Autrement dit : les outils de « lecture sociale » se partagent selon qu’ils permettent une manipulation du paratexte ou du texte, que le niveau de proximité avec le livre (car c’est fondamentalement lui qui est mis en scène) est très fort ou non; au sein de ces deux catégories évoluent par ailleurs des sous-ensembles qui s’organisent différemment selon la logique économique/structurelle (la nature de la recommandation de livres, par exemple) qui les sous-entend (réseau-revendeur-de-données; boutique-simple-avec-des-fonctionnalités-sociales) et les discours sur la lecture mobilisés (« les commentaires polluent le texte »). Toutes peuvent cependant être réduites à un constat : la lecture est une activité éminemment scripturale.
> Premières observations
Pour s’en convaincre, dresser une liste de fonctionnalités des « services » proposés – « fonctionnalités » étant compris comme une manipulation textuelle, qui comprend aussi bien l’activation de boutons, les évaluations que la production de critiques -, notamment extraits à partir des articles mentionnés, est indispensable. Si l’on prenait ReadMill, Babelio, Kobo, Inkling, Librarything, GoodReads, BookNode, BookLiners, on réaliserait alors :
- Que plus ces services se rapprochent du texte évoqué (ReadMill, Inkling, Kobo, BookLiners) et moins ils proposent de fonctionnalités (créer profil, surlignage, annotation, partage sur FB/Twitter, vote, badges, notifications, statistiques). À l’inverse (évidemment), plus ils s’en éloignent (Babelio, LibraryThing, BookNode), et plus les fonctionnalités sont importantes (créer profil, compléter fiche, vote, badges, tag, citation, vidéos, quizz, nuages, sondage, listes, forum, créer groupe, notifications, recommandation). Or, à l’intérieur du groupe « lointainement proche » du texte, les fonctionnalités évoluent notamment en fonction du modèle économique. GoodReads, par exemple, ne fonctionne pas, contrairement à Babelio et LibraryThing, sur la revente des métadonnées produites par les utilisateurs aux bibliothèques (ce n’est pas que leur modèle, cela dit, mais il a plus d’importance) mais sur le ciblage marketing et publicitaire (et peut-être à terme sur la vente de livres). En conséquence, l’amélioration des fiches n’est pas valorisée. La logique structurelle de ces services évoluent elles aussi en fonction du modèle économique : un club de lecture comme Penguin Readers Club n’a pas besoin de se constituer en réseau industriel (exploitation des noeuds relationnels, des trous structuraux, de l’homophilie, etc.) pour valoriser ses propres fonds de même qu’Inkling, qui vend des manuels en très petit nombre pour l’instant (chers à produire), n’aurait aucun intérêt à recourir aux votes, c’est-à-dire à la « curation » dans une « ère d’abondance » (voir plus bas pour ces discours), à l’inverse d’un BookLikes ou d’un BookieJar.

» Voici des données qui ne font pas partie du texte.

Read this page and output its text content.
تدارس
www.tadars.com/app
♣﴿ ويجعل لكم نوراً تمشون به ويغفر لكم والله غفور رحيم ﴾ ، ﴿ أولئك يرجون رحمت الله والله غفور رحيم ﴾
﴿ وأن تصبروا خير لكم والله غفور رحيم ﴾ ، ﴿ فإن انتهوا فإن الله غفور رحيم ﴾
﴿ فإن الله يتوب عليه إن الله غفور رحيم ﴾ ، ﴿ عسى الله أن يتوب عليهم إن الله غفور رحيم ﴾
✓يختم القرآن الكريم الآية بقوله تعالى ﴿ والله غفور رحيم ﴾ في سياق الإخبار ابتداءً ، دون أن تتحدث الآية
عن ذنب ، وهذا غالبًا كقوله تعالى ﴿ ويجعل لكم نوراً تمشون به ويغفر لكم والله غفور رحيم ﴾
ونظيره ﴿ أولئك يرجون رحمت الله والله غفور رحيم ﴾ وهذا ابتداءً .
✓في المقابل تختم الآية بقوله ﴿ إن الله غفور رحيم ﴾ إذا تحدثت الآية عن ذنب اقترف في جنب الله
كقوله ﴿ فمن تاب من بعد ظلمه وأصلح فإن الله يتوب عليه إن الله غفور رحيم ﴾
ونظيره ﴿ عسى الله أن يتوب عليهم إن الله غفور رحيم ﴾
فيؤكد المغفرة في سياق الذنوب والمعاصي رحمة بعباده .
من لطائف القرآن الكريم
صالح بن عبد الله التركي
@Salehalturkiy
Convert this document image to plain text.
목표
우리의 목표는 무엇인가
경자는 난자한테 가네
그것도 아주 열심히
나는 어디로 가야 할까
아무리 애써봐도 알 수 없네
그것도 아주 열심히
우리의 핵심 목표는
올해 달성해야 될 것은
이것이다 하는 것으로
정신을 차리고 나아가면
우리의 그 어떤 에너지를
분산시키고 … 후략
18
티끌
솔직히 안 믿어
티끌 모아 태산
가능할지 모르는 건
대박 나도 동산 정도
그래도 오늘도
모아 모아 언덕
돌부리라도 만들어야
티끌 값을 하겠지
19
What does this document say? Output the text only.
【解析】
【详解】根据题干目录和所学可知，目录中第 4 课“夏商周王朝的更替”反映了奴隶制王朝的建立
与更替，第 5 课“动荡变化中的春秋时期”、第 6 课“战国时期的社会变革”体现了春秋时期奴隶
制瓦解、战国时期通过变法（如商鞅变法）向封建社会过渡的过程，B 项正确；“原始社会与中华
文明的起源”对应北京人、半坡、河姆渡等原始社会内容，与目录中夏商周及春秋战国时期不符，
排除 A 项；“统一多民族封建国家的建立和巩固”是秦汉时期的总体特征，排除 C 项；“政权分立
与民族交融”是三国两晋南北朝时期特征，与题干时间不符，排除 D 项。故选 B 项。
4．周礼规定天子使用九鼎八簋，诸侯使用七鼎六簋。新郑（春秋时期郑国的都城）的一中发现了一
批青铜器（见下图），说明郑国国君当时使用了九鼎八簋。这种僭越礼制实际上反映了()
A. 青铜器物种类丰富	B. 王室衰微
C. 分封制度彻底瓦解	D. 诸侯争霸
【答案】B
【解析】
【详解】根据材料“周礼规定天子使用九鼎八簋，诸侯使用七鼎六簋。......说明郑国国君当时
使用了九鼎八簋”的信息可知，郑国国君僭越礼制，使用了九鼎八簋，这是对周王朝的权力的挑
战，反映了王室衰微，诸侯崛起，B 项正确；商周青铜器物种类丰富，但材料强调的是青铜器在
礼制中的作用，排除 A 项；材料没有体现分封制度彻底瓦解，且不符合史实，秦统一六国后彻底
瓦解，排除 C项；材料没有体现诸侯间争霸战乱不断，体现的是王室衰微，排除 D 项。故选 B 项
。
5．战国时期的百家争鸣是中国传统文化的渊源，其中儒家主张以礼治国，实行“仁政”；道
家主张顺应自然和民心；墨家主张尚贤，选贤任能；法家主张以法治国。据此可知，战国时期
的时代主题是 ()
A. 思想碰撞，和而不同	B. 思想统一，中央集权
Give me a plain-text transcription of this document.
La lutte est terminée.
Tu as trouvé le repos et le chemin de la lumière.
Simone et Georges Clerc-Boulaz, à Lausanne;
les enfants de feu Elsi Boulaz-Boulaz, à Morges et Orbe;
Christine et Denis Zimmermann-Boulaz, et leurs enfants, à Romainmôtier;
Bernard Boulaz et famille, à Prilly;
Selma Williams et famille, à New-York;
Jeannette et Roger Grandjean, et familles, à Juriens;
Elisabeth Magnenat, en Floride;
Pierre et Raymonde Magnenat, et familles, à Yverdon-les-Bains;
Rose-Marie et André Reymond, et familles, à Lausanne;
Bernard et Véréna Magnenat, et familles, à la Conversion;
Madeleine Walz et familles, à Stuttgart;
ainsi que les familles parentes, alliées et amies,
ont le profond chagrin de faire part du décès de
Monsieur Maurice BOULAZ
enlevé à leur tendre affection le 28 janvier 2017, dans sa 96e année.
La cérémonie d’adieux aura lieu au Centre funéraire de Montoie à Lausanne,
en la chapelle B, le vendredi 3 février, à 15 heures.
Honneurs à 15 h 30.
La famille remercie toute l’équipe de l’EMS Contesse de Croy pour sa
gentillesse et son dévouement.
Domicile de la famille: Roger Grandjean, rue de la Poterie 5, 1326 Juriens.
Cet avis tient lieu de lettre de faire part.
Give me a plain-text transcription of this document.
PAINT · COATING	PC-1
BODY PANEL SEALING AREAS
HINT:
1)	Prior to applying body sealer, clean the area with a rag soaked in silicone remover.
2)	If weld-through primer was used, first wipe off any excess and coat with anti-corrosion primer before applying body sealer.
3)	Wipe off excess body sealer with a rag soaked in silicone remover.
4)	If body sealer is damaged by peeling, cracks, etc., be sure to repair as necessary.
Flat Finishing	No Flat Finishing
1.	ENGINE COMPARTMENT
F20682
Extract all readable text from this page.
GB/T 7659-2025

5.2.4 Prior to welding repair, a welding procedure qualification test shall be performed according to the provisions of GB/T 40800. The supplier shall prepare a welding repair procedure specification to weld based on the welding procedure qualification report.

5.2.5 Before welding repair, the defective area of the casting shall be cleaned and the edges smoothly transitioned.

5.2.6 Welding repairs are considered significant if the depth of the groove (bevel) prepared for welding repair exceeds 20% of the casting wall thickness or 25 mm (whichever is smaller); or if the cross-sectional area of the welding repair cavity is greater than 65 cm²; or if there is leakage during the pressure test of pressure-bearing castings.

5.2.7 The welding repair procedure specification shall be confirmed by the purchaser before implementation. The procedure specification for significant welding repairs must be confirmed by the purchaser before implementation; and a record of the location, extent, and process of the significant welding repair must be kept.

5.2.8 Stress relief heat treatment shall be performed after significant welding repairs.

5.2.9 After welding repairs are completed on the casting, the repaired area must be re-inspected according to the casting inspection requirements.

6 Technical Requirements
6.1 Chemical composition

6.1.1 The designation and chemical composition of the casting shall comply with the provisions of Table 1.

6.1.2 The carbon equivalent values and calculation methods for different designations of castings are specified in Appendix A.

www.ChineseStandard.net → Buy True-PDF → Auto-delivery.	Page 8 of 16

- Que le premier groupe (manipulation de l’autour) repose sur une « loi » : moins le texte évoqué est présent, et plus il aura tendance à être convoqué par une série de signes indiciels (photos, vidéos, quizz, critiques, citations, couvertures, etc.) qui ne visent qu’à abolir la distance entre le signe et la chose.
- Que ces services évoluent selon la « conjoncture discursive » soit l’évolution des discours produits sur la lecture et les tendances des « réseaux sociaux ». On entend en effet de plus en plus de voix s’élever contre la « socialisation » des textes et sur l’effet perturbateur qu’engendrerait la visualisation des annotations/surlignements, jugés inintéressants dès lors qu’ils seraient donnés à lire à un autre (dont le système sémiotique serait différent) ou sur le danger de la publicisation, menace pour la vie privée (c’est pourquoi Inkling, spécialisé dans le manuel scolaire, privilégie plutôt le « cercle » de lecture, implanté « dans » ses marges; le cercle qui favorise la circulation en privée, importante pour les parents). D’où l’ajout récent du bouton « like » dans l’application ReadMill, pour distinguer les annotations les plus « intéressantes », et la possibilité maintenant sur Kobo de désactiver le mode « social ». De la même façon, alors que les discours sur la « curation » prennent de l’ampleur (dans cette ère d’abondance, nous avons besoin d’éclaireur, etc.), ou commencent à se stabiliser pour modeler notre vision du web, Babelio propose un affinage de ses insignes (leur évolution est très intéressante à observer), qui doit notamment fournir aux éditeurs une lecture facilitée des possibles « leaders » d’opinion, susceptibles d’écrire des critiques de livres et de valoriser leurs fonds éditoriaux (les sociologues ont en effet depuis longtemps montré que la recommandation de livres passait par les leaders dans les clubs de lecture).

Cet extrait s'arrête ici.